Mai che un membro del vertice chiedesse scusa, mai che valutasse di aver sbagliato, mai che le critiche fossero prese come costruttive e urli di dolore di un popolo che si sente tradito. No. Solo accuse di essere dei ribelli, fomentatori di odio e di conseguenza isolati e messi nelle condizioni di dover andarsene. Perché cosi è stato il rapporto territoriale. Non siamo stati ascoltati. Abbiamo chiesto ripetutamente negli anni una struttura, un coordinatore, qualcuno che ci aiutasse. Mai una risposta in tempo utile per svolgere la funzione in modo serio, costruttivo, valorizzante il nostro lavoro.

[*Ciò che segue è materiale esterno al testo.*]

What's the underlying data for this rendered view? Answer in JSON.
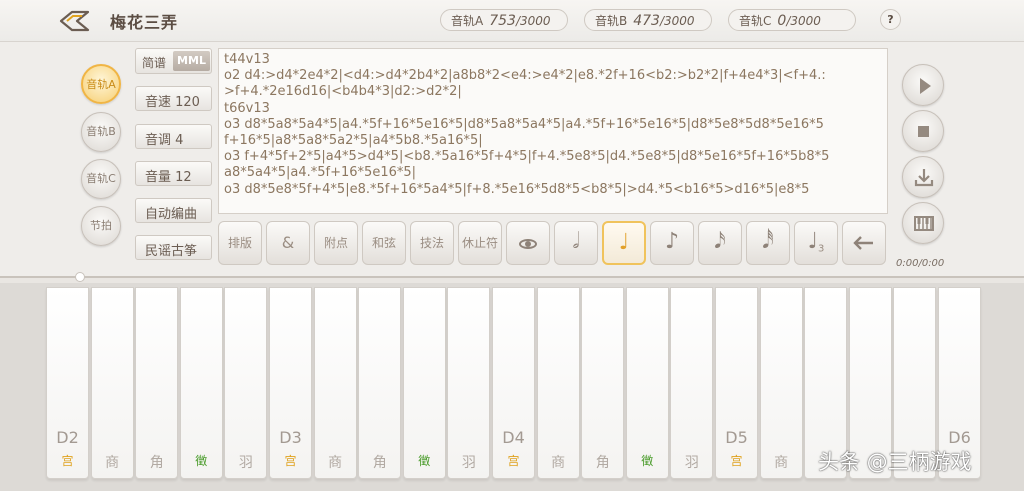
{
  "header": {
    "song_title": "梅花三弄",
    "tracks": [
      {
        "label": "音轨A",
        "used": "753",
        "max": "/3000"
      },
      {
        "label": "音轨B",
        "used": "473",
        "max": "/3000"
      },
      {
        "label": "音轨C",
        "used": "0",
        "max": "/3000"
      }
    ],
    "help": "?"
  },
  "track_select": {
    "items": [
      {
        "label": "音轨A",
        "active": true
      },
      {
        "label": "音轨B",
        "active": false
      },
      {
        "label": "音轨C",
        "active": false
      },
      {
        "label": "节拍",
        "active": false
      }
    ]
  },
  "mode": {
    "simple": "简谱",
    "mml": "MML",
    "selected": "MML"
  },
  "settings": {
    "tempo": "音速 120",
    "key": "音调 4",
    "volume": "音量 12",
    "auto_compose": "自动编曲",
    "instrument": "民谣古筝"
  },
  "editor": {
    "lines": [
      "t44v13",
      "o2 d4:>d4*2e4*2|<d4:>d4*2b4*2|a8b8*2<e4:>e4*2|e8.*2f+16<b2:>b2*2|f+4e4*3|<f+4.:",
      ">f+4.*2e16d16|<b4b4*3|d2:>d2*2|",
      "t66v13",
      "o3 d8*5a8*5a4*5|a4.*5f+16*5e16*5|d8*5a8*5a4*5|a4.*5f+16*5e16*5|d8*5e8*5d8*5e16*5",
      "f+16*5|a8*5a8*5a2*5|a4*5b8.*5a16*5|",
      "o3 f+4*5f+2*5|a4*5>d4*5|<b8.*5a16*5f+4*5|f+4.*5e8*5|d4.*5e8*5|d8*5e16*5f+16*5b8*5",
      "a8*5a4*5|a4.*5f+16*5e16*5|",
      "o3 d8*5e8*5f+4*5|e8.*5f+16*5a4*5|f+8.*5e16*5d8*5<b8*5|>d4.*5<b16*5>d16*5|e8*5"
    ]
  },
  "toolbar": {
    "layout": "排版",
    "tie": "&",
    "dot": "附点",
    "chord": "和弦",
    "technique": "技法",
    "rest": "休止符",
    "triplet_sub": "3"
  },
  "playback": {
    "time": "0/00:0/00"
  },
  "time_display": "0:00/0:00",
  "keyboard": {
    "keys": [
      {
        "note": "D2",
        "degree": "宫",
        "kind": "gong"
      },
      {
        "note": "",
        "degree": "商",
        "kind": "plain"
      },
      {
        "note": "",
        "degree": "角",
        "kind": "plain"
      },
      {
        "note": "",
        "degree": "徵",
        "kind": "zhi"
      },
      {
        "note": "",
        "degree": "羽",
        "kind": "plain"
      },
      {
        "note": "D3",
        "degree": "宫",
        "kind": "gong"
      },
      {
        "note": "",
        "degree": "商",
        "kind": "plain"
      },
      {
        "note": "",
        "degree": "角",
        "kind": "plain"
      },
      {
        "note": "",
        "degree": "徵",
        "kind": "zhi"
      },
      {
        "note": "",
        "degree": "羽",
        "kind": "plain"
      },
      {
        "note": "D4",
        "degree": "宫",
        "kind": "gong"
      },
      {
        "note": "",
        "degree": "商",
        "kind": "plain"
      },
      {
        "note": "",
        "degree": "角",
        "kind": "plain"
      },
      {
        "note": "",
        "degree": "徵",
        "kind": "zhi"
      },
      {
        "note": "",
        "degree": "羽",
        "kind": "plain"
      },
      {
        "note": "D5",
        "degree": "宫",
        "kind": "gong"
      },
      {
        "note": "",
        "degree": "商",
        "kind": "plain"
      },
      {
        "note": "",
        "degree": "",
        "kind": "plain"
      },
      {
        "note": "",
        "degree": "",
        "kind": "plain"
      },
      {
        "note": "",
        "degree": "",
        "kind": "plain"
      },
      {
        "note": "D6",
        "degree": "",
        "kind": "plain"
      }
    ]
  },
  "watermark": "头条 @三柄游戏",
  "colors": {
    "accent": "#f0b545",
    "gong": "#e0a21e",
    "zhi": "#4a9c2b",
    "editor_text": "#8c7760"
  }
}
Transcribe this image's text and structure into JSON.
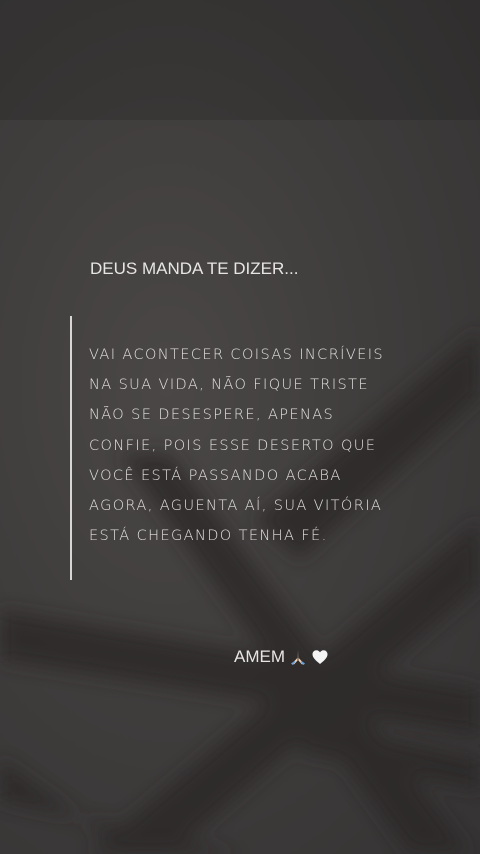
{
  "story": {
    "heading": "DEUS MANDA TE DIZER...",
    "quote": "VAI ACONTECER COISAS INCRÍVEIS NA SUA VIDA, NÃO FIQUE TRISTE NÃO SE DESESPERE, APENAS CONFIE, POIS ESSE DESERTO QUE VOCÊ ESTÁ PASSANDO ACABA AGORA, AGUENTA AÍ, SUA VITÓRIA ESTÁ CHEGANDO TENHA FÉ.",
    "closing": "AMEM",
    "closing_icons": [
      "praying-hands-icon",
      "white-heart-icon"
    ]
  },
  "colors": {
    "background": "#403e3d",
    "text": "#e6e4e2",
    "quote_bar": "#d8d6d4"
  }
}
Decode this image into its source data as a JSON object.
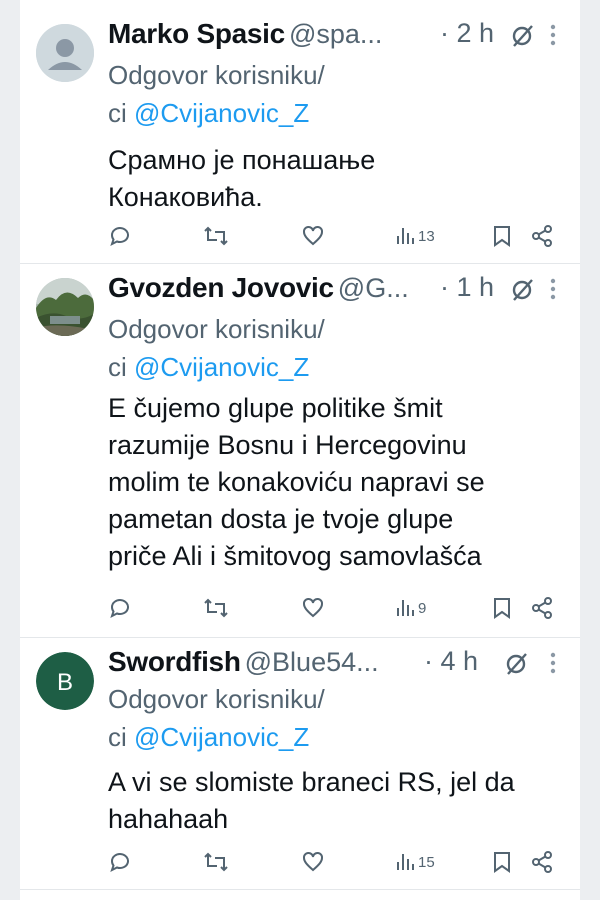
{
  "tweets": [
    {
      "display_name": "Marko Spasic",
      "handle": "@spa...",
      "time": "· 2 h",
      "reply_prefix": "Odgovor korisniku/",
      "reply_prefix2": "ci ",
      "mention": "@Cvijanovic_Z",
      "body": [
        "Срамно је понашање",
        "Конаковића."
      ],
      "views": "13",
      "avatar": "default-avatar-icon"
    },
    {
      "display_name": "Gvozden Jovovic",
      "handle": "@G...",
      "time": "· 1 h",
      "reply_prefix": "Odgovor korisniku/",
      "reply_prefix2": "ci ",
      "mention": "@Cvijanovic_Z",
      "body": [
        "E čujemo glupe politike šmit",
        "razumije Bosnu i Hercegovinu",
        "molim te konakoviću napravi se",
        "pametan dosta je tvoje glupe",
        "priče Ali i šmitovog samovlašća"
      ],
      "views": "9",
      "avatar": "landscape-photo-avatar"
    },
    {
      "display_name": "Swordfish",
      "handle": "@Blue54...",
      "time": "· 4 h",
      "reply_prefix": "Odgovor korisniku/",
      "reply_prefix2": "ci ",
      "mention": "@Cvijanovic_Z",
      "body": [
        "A vi se slomiste braneci RS, jel da",
        "hahahaah"
      ],
      "views": "15",
      "avatar_letter": "B",
      "avatar_color": "#1e5e45"
    }
  ],
  "colors": {
    "link": "#1d9bf0",
    "secondary_text": "#536471",
    "primary_text": "#0f1419"
  }
}
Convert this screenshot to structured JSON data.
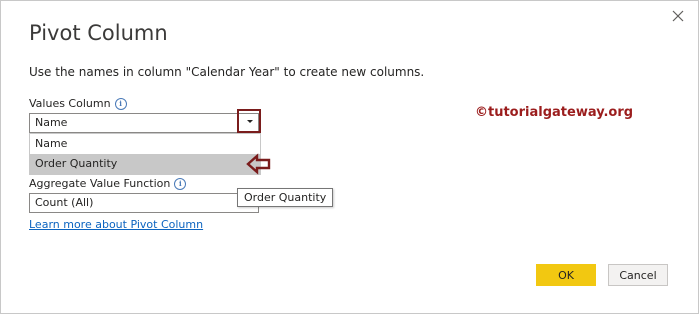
{
  "dialog": {
    "title": "Pivot Column",
    "description": "Use the names in column \"Calendar Year\" to create new columns.",
    "close_icon": "close-icon"
  },
  "values_column": {
    "label": "Values Column",
    "selected": "Name",
    "options": [
      "Name",
      "Order Quantity"
    ],
    "highlighted_option": "Order Quantity"
  },
  "aggregate": {
    "label": "Aggregate Value Function",
    "selected": "Count (All)"
  },
  "tooltip": "Order Quantity",
  "learn_more_link": "Learn more about Pivot Column",
  "watermark": "©tutorialgateway.org",
  "buttons": {
    "ok": "OK",
    "cancel": "Cancel"
  },
  "colors": {
    "ok_button": "#f2c811",
    "annotation": "#7a1c1c",
    "link": "#0c64c0",
    "selected_option_bg": "#c8c8c8"
  }
}
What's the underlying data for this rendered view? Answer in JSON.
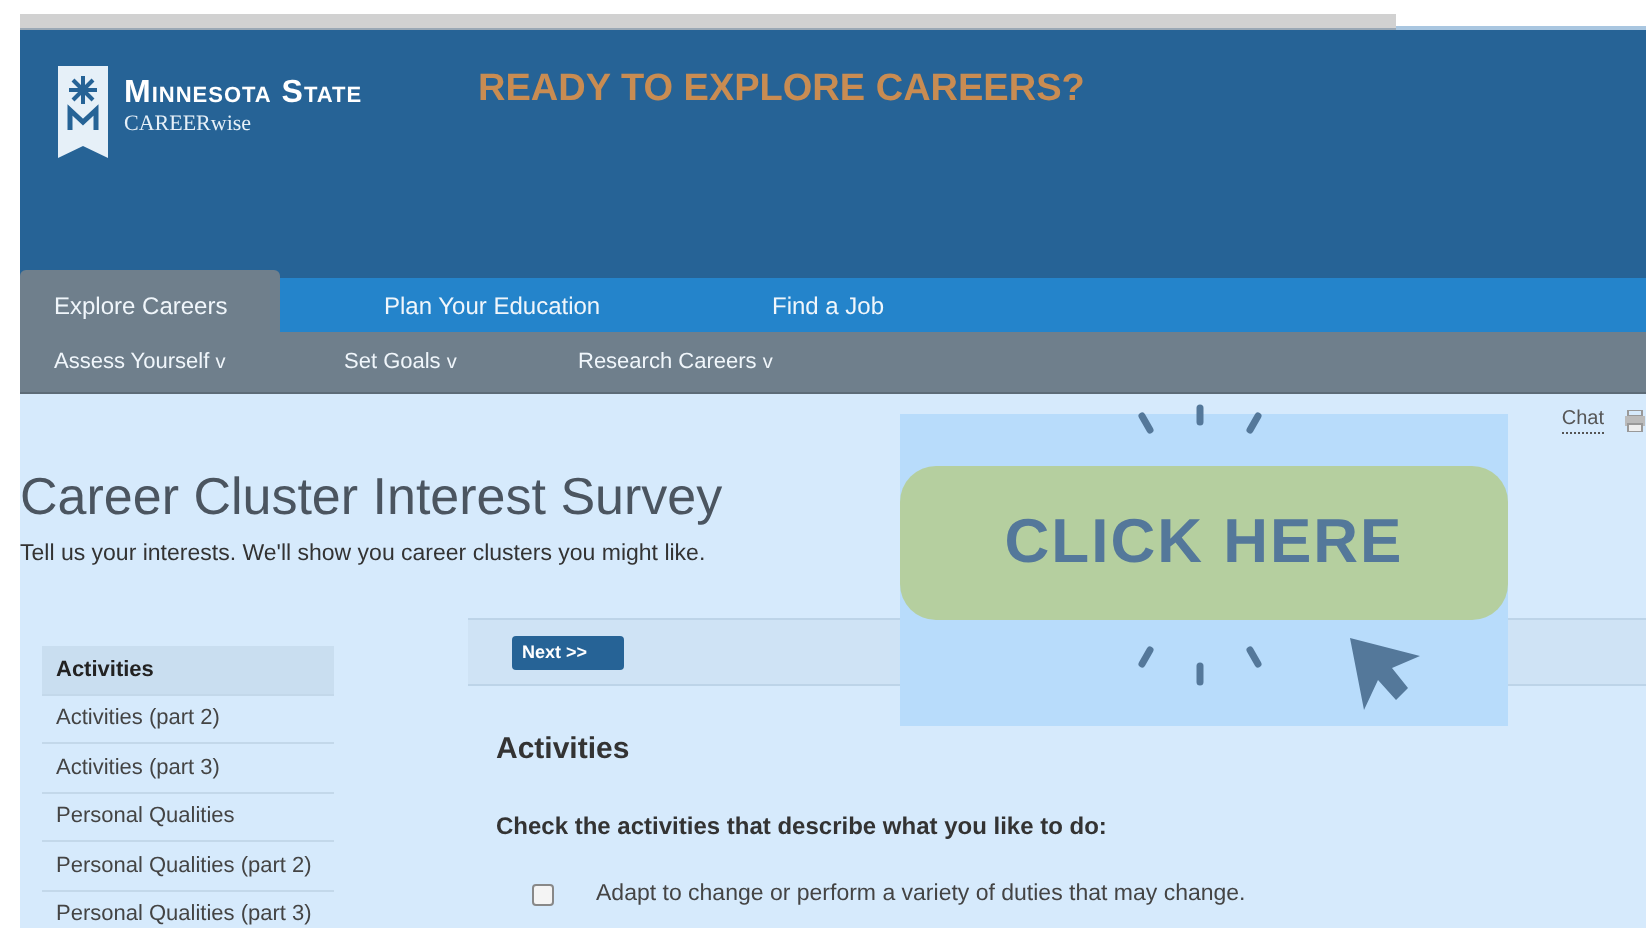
{
  "header": {
    "logo_title": "Minnesota State",
    "logo_subtitle": "CAREERwise",
    "banner": "READY TO EXPLORE CAREERS?"
  },
  "main_nav": [
    {
      "label": "Explore Careers",
      "selected": true
    },
    {
      "label": "Plan Your Education",
      "selected": false
    },
    {
      "label": "Find a Job",
      "selected": false
    }
  ],
  "sub_nav": [
    {
      "label": "Assess Yourself",
      "caret": "v"
    },
    {
      "label": "Set Goals",
      "caret": "v"
    },
    {
      "label": "Research Careers",
      "caret": "v"
    }
  ],
  "tools": {
    "chat": "Chat"
  },
  "page": {
    "title": "Career Cluster Interest Survey",
    "subtitle": "Tell us your interests. We'll show you career clusters you might like."
  },
  "sidebar": {
    "items": [
      {
        "label": "Activities",
        "selected": true
      },
      {
        "label": "Activities (part 2)",
        "selected": false
      },
      {
        "label": "Activities (part 3)",
        "selected": false
      },
      {
        "label": "Personal Qualities",
        "selected": false
      },
      {
        "label": "Personal Qualities (part 2)",
        "selected": false
      },
      {
        "label": "Personal Qualities (part 3)",
        "selected": false
      }
    ]
  },
  "survey": {
    "next_button": "Next >>",
    "section_title": "Activities",
    "instruction": "Check the activities that describe what you like to do:",
    "options": [
      {
        "label": "Adapt to change or perform a variety of duties that may change.",
        "checked": false
      }
    ]
  },
  "overlay": {
    "call_to_action": "CLICK HERE"
  }
}
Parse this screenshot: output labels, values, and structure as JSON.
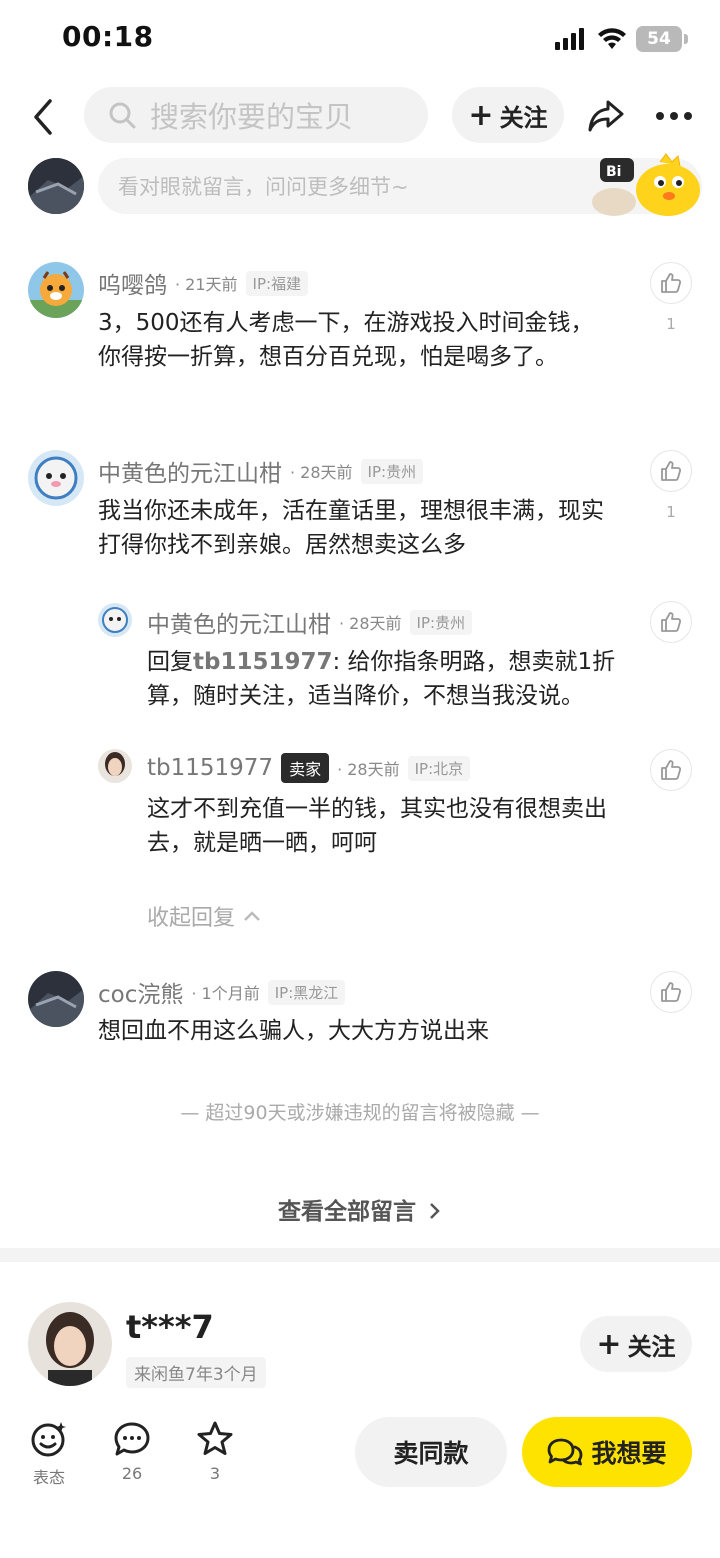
{
  "status_bar": {
    "time": "00:18",
    "battery": "54"
  },
  "header": {
    "search_placeholder": "搜索你要的宝贝",
    "follow_label": "关注"
  },
  "comment_input": {
    "placeholder": "看对眼就留言，问问更多细节~"
  },
  "comments": [
    {
      "name": "呜嘤鸽",
      "time": "21天前",
      "ip": "IP:福建",
      "text": "3，500还有人考虑一下，在游戏投入时间金钱，你得按一折算，想百分百兑现，怕是喝多了。",
      "likes": "1"
    },
    {
      "name": "中黄色的元江山柑",
      "time": "28天前",
      "ip": "IP:贵州",
      "text": "我当你还未成年，活在童话里，理想很丰满，现实打得你找不到亲娘。居然想卖这么多",
      "likes": "1"
    },
    {
      "name": "coc浣熊",
      "time": "1个月前",
      "ip": "IP:黑龙江",
      "text": "想回血不用这么骗人，大大方方说出来"
    }
  ],
  "replies": [
    {
      "name": "中黄色的元江山柑",
      "time": "28天前",
      "ip": "IP:贵州",
      "reply_prefix": "回复",
      "reply_to": "tb1151977",
      "text": ": 给你指条明路，想卖就1折算，随时关注，适当降价，不想当我没说。"
    },
    {
      "name": "tb1151977",
      "badge": "卖家",
      "time": "28天前",
      "ip": "IP:北京",
      "text": "这才不到充值一半的钱，其实也没有很想卖出去，就是晒一晒，呵呵"
    }
  ],
  "collapse_label": "收起回复",
  "hidden_note": "— 超过90天或涉嫌违规的留言将被隐藏 —",
  "view_all_label": "查看全部留言",
  "seller": {
    "name": "t***7",
    "since": "来闲鱼7年3个月",
    "follow_label": "关注"
  },
  "bottom_bar": {
    "react_label": "表态",
    "comment_count": "26",
    "favorite_count": "3",
    "sell_same_label": "卖同款",
    "want_label": "我想要"
  },
  "colors": {
    "accent": "#ffe300",
    "gray_bg": "#f2f2f2"
  }
}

Potrei andare avanti e dire tante altre cose, tanti altri motivi per cui ho deciso di lasciare il Movimento.
Credo di aver lavorato al meglio delle mie possibilità. Di aver lottato. Di aver speso molto di più di ciò che ho guadagnato sia in termini economici che famigliari.
Credo di aver svolto il mio incarico nel modo più corretto possibile nei confronti di tutti e di essere stato coerente con quando promesso.
Ora la legislatura è finita siamo nel semestre bianco e mancano circa tre mesi alle prossime elezioni. Mi sento quindi nel pieno diritto di poter fare questa scelta senza scheletri nell’armadio».